I won’t do talks on “being a female in tech” for a number of reasons.
First, because they prevent me from doing talks on tech, which is what I would actually like to do, because that’s what I am best at. If someone approaches me to talk somewhere just because I’m a woman, they haven’t done their job of finding what my expertise is. Therefore, I am going to insta-decline.
It not only is very insulting and distracting, but also pigeonholes you into “talking about being a woman in tech,” instead of being a “woman who knows her tech.” It feels like, once again, we’re delegating “caring for others” tasks to women and other vulnerable collectives, in addition to their normal jobs. That is not OK.
Second, it devalues the job of diversity and gender studies professionals; it is implied that just by virtue of me being a women, I not only can talk for all other women, but also know how to fix things for all other women (note: I don’t).
That in turn makes me the “token woman,” where everyone assumes that I represent all other technical women. This is a handicap on my abilities to actually do my job and be an excellent technical person, as it puts additional pressure on me to be “perfect or go home.”
And it also makes me lose precious opportunities to be a good role model for other women. If they see that women in tech are relegated to “speaking about being a female in tech” instead of building and talking about solid technical stuff, they’re going to be discouraged and uninspired. Why try hard at tech if people are just interested in you because of your physiognomy? It is, once again, focusing on women physically, instead of highlighting their work and personal achievements.
Finally, I really dislike that it so often feels like either…
- a really lazy attempt to solve the problem of a lack of diversity in conferences by organizers that didn’t do their work, but also do not want an internet storm rightly complaining about their all male line-up.
- or a feeble attempt at having a “trendy” topic in your conference, because “diversity is the hot new thing everyone is talking about.”
No! The answer to an all male line-up is not a talk on “women in tech” by a woman. The answer is diverse people in the line-up, talking about tech. And if they want someone to cover that “trendy topic,” they should reach out to qualified people.
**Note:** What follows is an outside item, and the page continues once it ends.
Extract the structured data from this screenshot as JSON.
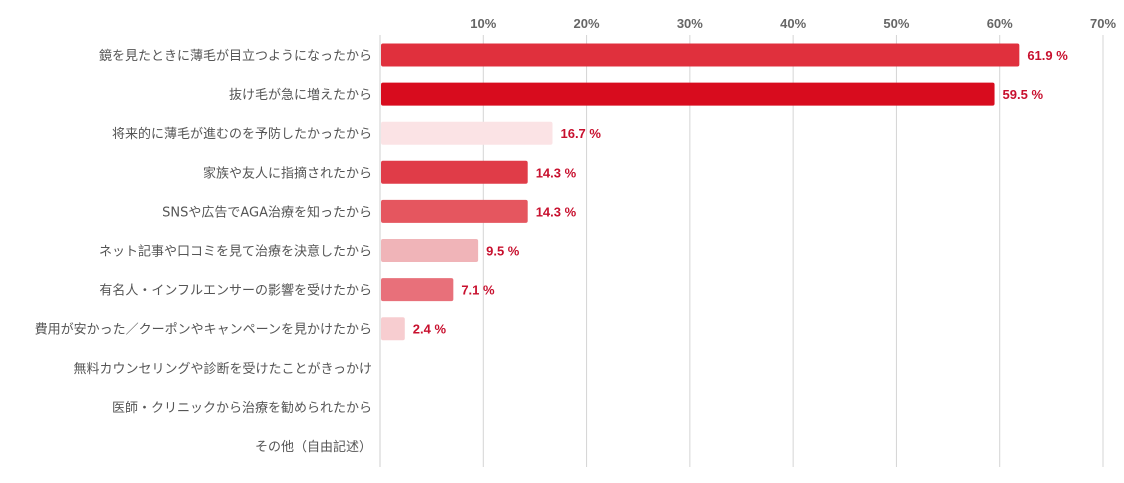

They need to do their homework, instead of reaching out to the first “tech woman speaker” they can think of, and asking her to do a talk on something she’s not qualified for (which again, puts her in a vulnerable position).
This doesn’t mean that I do not care about other women in tech. Of course I care! I dream of the day we stop having these conversations because “being in tech” has become the default. In the meantime, I will contribute to paving the road to equality by talking about tech, inspiring other women, and normalizing the presence of women in these environments—which is tiring enough, with all the sexism already present in our industry/society.